Kevin “I like to read” Kovaleski here with a literature review. If I could make a diorama on this blog, I would.

There is an ongoing debate in the nonprofit sector on what makes an organization a social entrepreneur. Forces for Good, a recent voice on the subject, provides a fresh approach to this topic.

To make the distinction between social entrepreneurs and traditional nonprofits, authors Crutchfield and McLeod-Grant spent four years researching the management techniques of hundreds of nonprofits.  Their findings target the management techniques of twelve nonprofits that they conclude are examples of high-impact, socially entrepreneurial change agents.  In their analysis of these organizations, Crutchfield and McLeod-Grant posit that these groups do not measure success through revenue increases, brand recognition or organizational chart sophistication.  Instead these twelve social trailblazers measure success by the change they are affecting in the piece of the world that they are attempting to improve. 

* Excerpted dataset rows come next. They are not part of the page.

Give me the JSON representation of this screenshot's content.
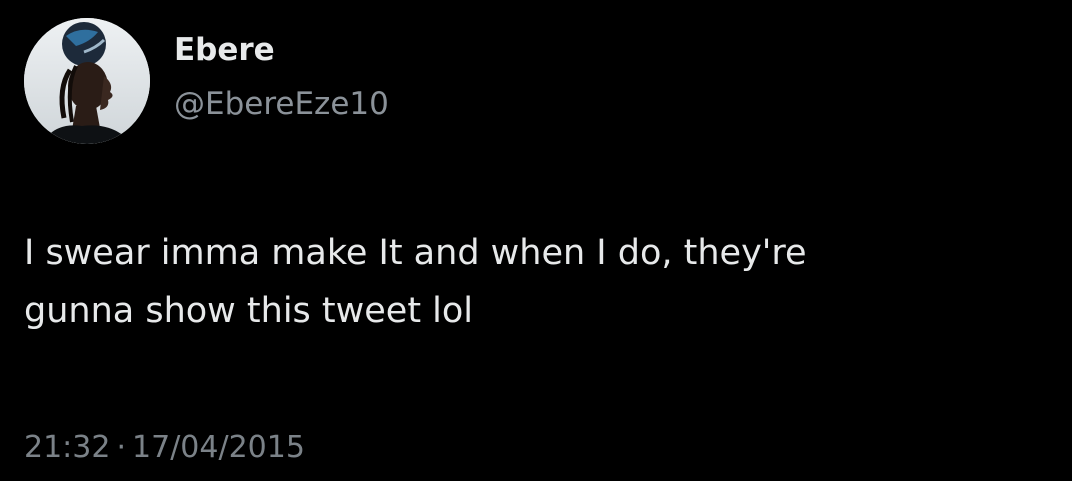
{
  "tweet": {
    "author": {
      "display_name": "Ebere",
      "handle": "@EbereEze10",
      "avatar_icon": "profile-photo-avatar"
    },
    "text": "I swear imma make It and when I do, they're\ngunna show this tweet lol",
    "time": "21:32",
    "separator": "·",
    "date": "17/04/2015"
  },
  "colors": {
    "background": "#000000",
    "primary_text": "#e7e9ea",
    "secondary_text": "#8b9299"
  }
}
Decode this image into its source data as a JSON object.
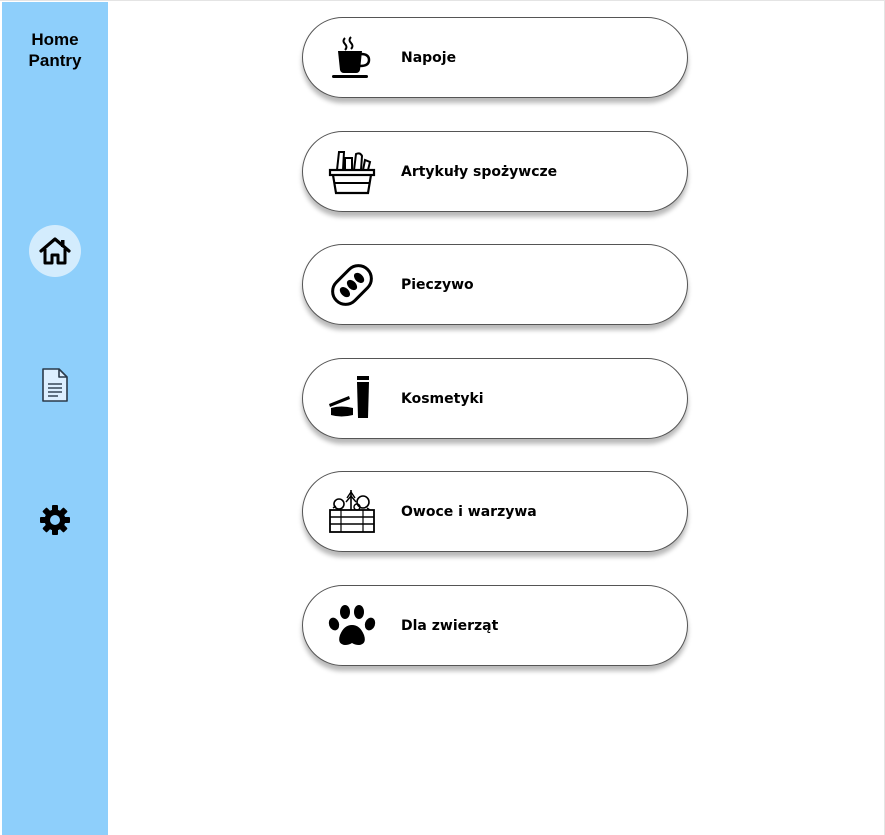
{
  "app": {
    "brand_line1": "Home",
    "brand_line2": "Pantry"
  },
  "sidebar": {
    "items": [
      {
        "icon": "home-icon",
        "active": true
      },
      {
        "icon": "document-icon",
        "active": false
      },
      {
        "icon": "gear-icon",
        "active": false
      }
    ],
    "background": "#8ecffb",
    "active_background": "#d3ecfd"
  },
  "categories": [
    {
      "label": "Napoje",
      "icon": "coffee-cup-icon"
    },
    {
      "label": "Artykuły spożywcze",
      "icon": "grocery-basket-icon"
    },
    {
      "label": "Pieczywo",
      "icon": "bread-icon"
    },
    {
      "label": "Kosmetyki",
      "icon": "cosmetics-icon"
    },
    {
      "label": "Owoce i warzywa",
      "icon": "vegetable-crate-icon"
    },
    {
      "label": "Dla zwierząt",
      "icon": "paw-icon"
    }
  ]
}
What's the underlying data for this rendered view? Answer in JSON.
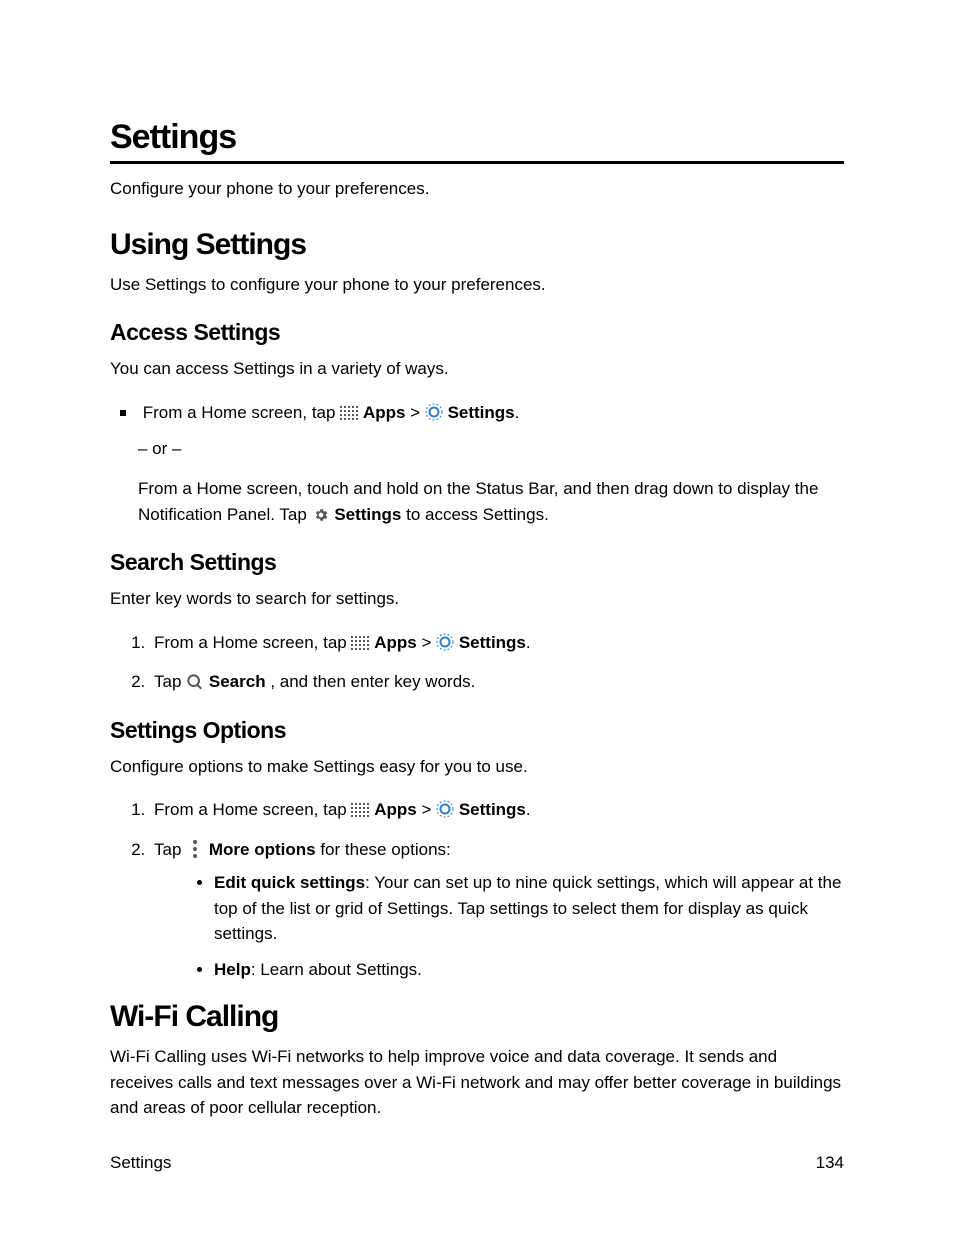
{
  "page": {
    "title": "Settings",
    "intro": "Configure your phone to your preferences."
  },
  "using": {
    "heading": "Using Settings",
    "intro": "Use Settings to configure your phone to your preferences."
  },
  "access": {
    "heading": "Access Settings",
    "intro": "You can access Settings in a variety of ways.",
    "step1_pre": "From a Home screen, tap ",
    "apps_label": "Apps",
    "gt": " > ",
    "settings_label": " Settings",
    "period": ".",
    "or": "– or –",
    "cont_a": "From a Home screen, touch and hold on the Status Bar, and then drag down to display the Notification Panel. Tap ",
    "cont_settings": "Settings",
    "cont_b": " to access Settings."
  },
  "search": {
    "heading": "Search Settings",
    "intro": "Enter key words to search for settings.",
    "step1_pre": "From a Home screen, tap ",
    "apps_label": "Apps",
    "gt": " > ",
    "settings_label": " Settings",
    "period": ".",
    "step2_pre": "Tap ",
    "search_label": "Search",
    "step2_post": ", and then enter key words."
  },
  "options": {
    "heading": "Settings Options",
    "intro": "Configure options to make Settings easy for you to use.",
    "step1_pre": "From a Home screen, tap ",
    "apps_label": "Apps",
    "gt": " > ",
    "settings_label": " Settings",
    "period": ".",
    "step2_pre": "Tap ",
    "more_label": "More options",
    "step2_post": " for these options:",
    "bullet_edit_label": "Edit quick settings",
    "bullet_edit_text": ": Your can set up to nine quick settings, which will appear at the top of the list or grid of Settings. Tap settings to select them for display as quick settings.",
    "bullet_help_label": "Help",
    "bullet_help_text": ": Learn about Settings."
  },
  "wifi": {
    "heading": "Wi-Fi Calling",
    "intro": "Wi-Fi Calling uses Wi-Fi networks to help improve voice and data coverage. It sends and receives calls and text messages over a Wi-Fi network and may offer better coverage in buildings and areas of poor cellular reception."
  },
  "footer": {
    "left": "Settings",
    "right": "134"
  }
}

While old-school nonprofit management looks to governance, organizational structure, fundraising and other internally facing strategies to build a strong organization, social entrepreneurs focus their energy externally through six creative techniques.  These techniques (such as one that advises nonprofit groups to cross sectors and include for-profit partners into the execution of the mission) challenge traditional nonprofits to rethink goals and strategies in the execution of their mission. By exposing limitations and even flaws in traditional thinking, Forces for Good identifies commonly held myths about nonprofit management that are indicative of an outdated system of thought.

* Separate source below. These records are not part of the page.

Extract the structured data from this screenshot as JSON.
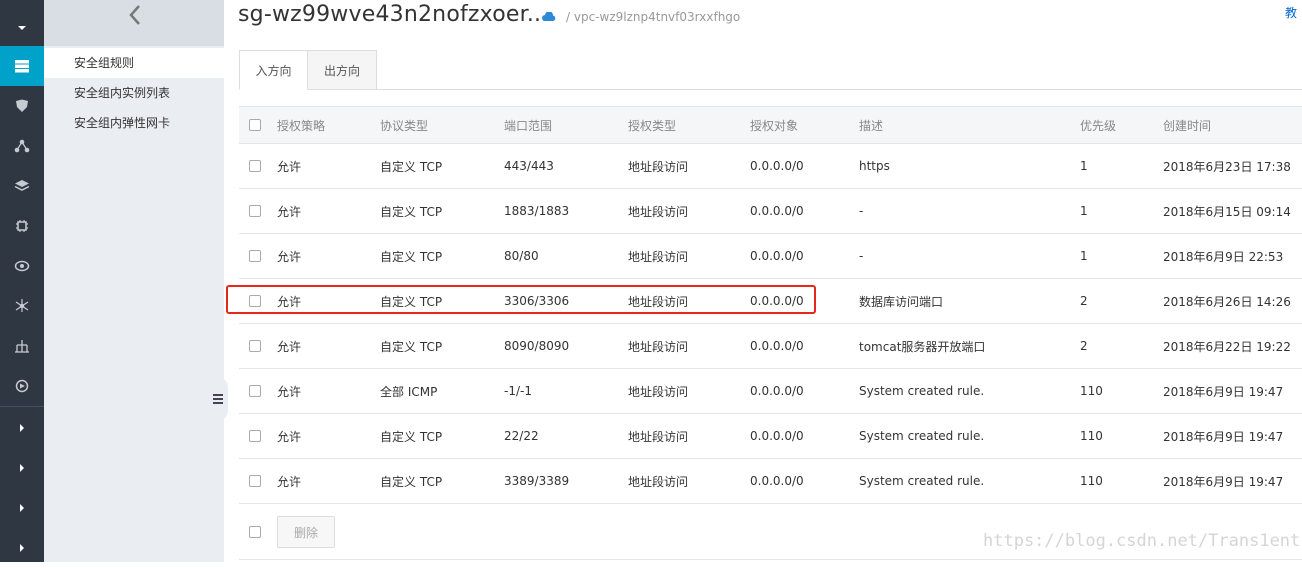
{
  "page": {
    "title": "sg-wz99wve43n2nofzxoer...",
    "vpc": "/ vpc-wz9lznp4tnvf03rxxfhgo",
    "top_right_link": "教"
  },
  "rail": {
    "items": [
      {
        "icon": "caret-down-icon"
      },
      {
        "icon": "server-icon"
      },
      {
        "icon": "shield-icon"
      },
      {
        "icon": "network-icon"
      },
      {
        "icon": "layers-icon"
      },
      {
        "icon": "chip-icon"
      },
      {
        "icon": "eye-icon"
      },
      {
        "icon": "hub-icon"
      },
      {
        "icon": "tree-icon"
      },
      {
        "icon": "circle-arrow-icon"
      },
      {
        "icon": "caret-right-icon"
      },
      {
        "icon": "caret-right-icon"
      },
      {
        "icon": "caret-right-icon"
      },
      {
        "icon": "caret-right-icon"
      }
    ],
    "accent": "#00a2ca",
    "background": "#2f3742"
  },
  "subnav": {
    "items": [
      {
        "label": "安全组规则"
      },
      {
        "label": "安全组内实例列表"
      },
      {
        "label": "安全组内弹性网卡"
      }
    ]
  },
  "tabs": [
    {
      "label": "入方向"
    },
    {
      "label": "出方向"
    }
  ],
  "table": {
    "headers": {
      "policy": "授权策略",
      "protocol": "协议类型",
      "port": "端口范围",
      "auth_type": "授权类型",
      "target": "授权对象",
      "desc": "描述",
      "priority": "优先级",
      "created": "创建时间"
    },
    "rows": [
      {
        "policy": "允许",
        "protocol": "自定义 TCP",
        "port": "443/443",
        "auth_type": "地址段访问",
        "target": "0.0.0.0/0",
        "desc": "https",
        "priority": "1",
        "created": "2018年6月23日 17:38"
      },
      {
        "policy": "允许",
        "protocol": "自定义 TCP",
        "port": "1883/1883",
        "auth_type": "地址段访问",
        "target": "0.0.0.0/0",
        "desc": "-",
        "priority": "1",
        "created": "2018年6月15日 09:14"
      },
      {
        "policy": "允许",
        "protocol": "自定义 TCP",
        "port": "80/80",
        "auth_type": "地址段访问",
        "target": "0.0.0.0/0",
        "desc": "-",
        "priority": "1",
        "created": "2018年6月9日 22:53"
      },
      {
        "policy": "允许",
        "protocol": "自定义 TCP",
        "port": "3306/3306",
        "auth_type": "地址段访问",
        "target": "0.0.0.0/0",
        "desc": "数据库访问端口",
        "priority": "2",
        "created": "2018年6月26日 14:26"
      },
      {
        "policy": "允许",
        "protocol": "自定义 TCP",
        "port": "8090/8090",
        "auth_type": "地址段访问",
        "target": "0.0.0.0/0",
        "desc": "tomcat服务器开放端口",
        "priority": "2",
        "created": "2018年6月22日 19:22"
      },
      {
        "policy": "允许",
        "protocol": "全部 ICMP",
        "port": "-1/-1",
        "auth_type": "地址段访问",
        "target": "0.0.0.0/0",
        "desc": "System created rule.",
        "priority": "110",
        "created": "2018年6月9日 19:47"
      },
      {
        "policy": "允许",
        "protocol": "自定义 TCP",
        "port": "22/22",
        "auth_type": "地址段访问",
        "target": "0.0.0.0/0",
        "desc": "System created rule.",
        "priority": "110",
        "created": "2018年6月9日 19:47"
      },
      {
        "policy": "允许",
        "protocol": "自定义 TCP",
        "port": "3389/3389",
        "auth_type": "地址段访问",
        "target": "0.0.0.0/0",
        "desc": "System created rule.",
        "priority": "110",
        "created": "2018年6月9日 19:47"
      }
    ],
    "delete_label": "删除"
  },
  "annotation": {
    "color": "#e8271b"
  },
  "watermark": "https://blog.csdn.net/Trans1ent"
}
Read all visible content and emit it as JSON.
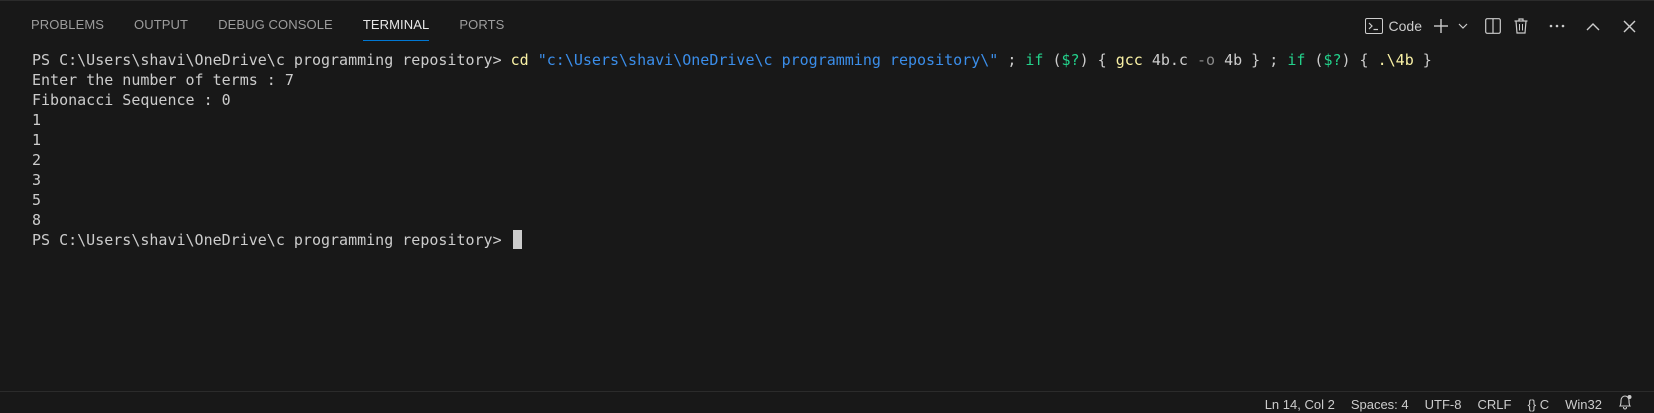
{
  "panel": {
    "tabs": [
      {
        "label": "PROBLEMS"
      },
      {
        "label": "OUTPUT"
      },
      {
        "label": "DEBUG CONSOLE"
      },
      {
        "label": "TERMINAL",
        "active": true
      },
      {
        "label": "PORTS"
      }
    ],
    "actions": {
      "launch_profile_label": "Code",
      "icons": [
        "terminal-icon",
        "add-icon",
        "chevron-down-icon",
        "split-icon",
        "trash-icon",
        "more-icon",
        "chevron-up-icon",
        "close-icon"
      ]
    }
  },
  "terminal": {
    "prompt": "PS C:\\Users\\shavi\\OneDrive\\c programming repository> ",
    "command": {
      "cd": "cd",
      "path": "\"c:\\Users\\shavi\\OneDrive\\c programming repository\\\"",
      "part1": " ; ",
      "if1": "if",
      "cond1_open": " (",
      "var1": "$?",
      "cond1_close": ") { ",
      "gcc": "gcc",
      "gcc_args1": " 4b.c ",
      "flag": "-o",
      "gcc_args2": " 4b } ; ",
      "if2": "if",
      "cond2_open": " (",
      "var2": "$?",
      "cond2_close": ") { ",
      "run": ".\\4b",
      "end": " }"
    },
    "output": [
      "Enter the number of terms : 7",
      "Fibonacci Sequence : 0",
      "1",
      "1",
      "2",
      "3",
      "5",
      "8"
    ],
    "final_prompt": "PS C:\\Users\\shavi\\OneDrive\\c programming repository> "
  },
  "status_bar": {
    "position": "Ln 14, Col 2",
    "indent": "Spaces: 4",
    "encoding": "UTF-8",
    "eol": "CRLF",
    "language_braces": "{}",
    "language": "C",
    "platform": "Win32"
  },
  "colors": {
    "background": "#181818",
    "accent": "#0078d4",
    "command": "#f9f1a5",
    "string": "#3b8eea",
    "keyword": "#23d18b"
  }
}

The authors conclude that the twelve nonprofits in study focus on the end-goals of creating impact and improving society rather than focusing on building a secure, fiscally sound organization, as their traditional counterparts so often obsess.  The authors offer well researched and thought out examples of innovative approaches to management employed by these groups. The case for innovation and out-of-the-box thinking is also supported by the authors’ warning against reckless management based on wild idealism.  The success of the organizations featured in Forces for Good is instead a product of an unwavering management philosophy that postures mission above tradition.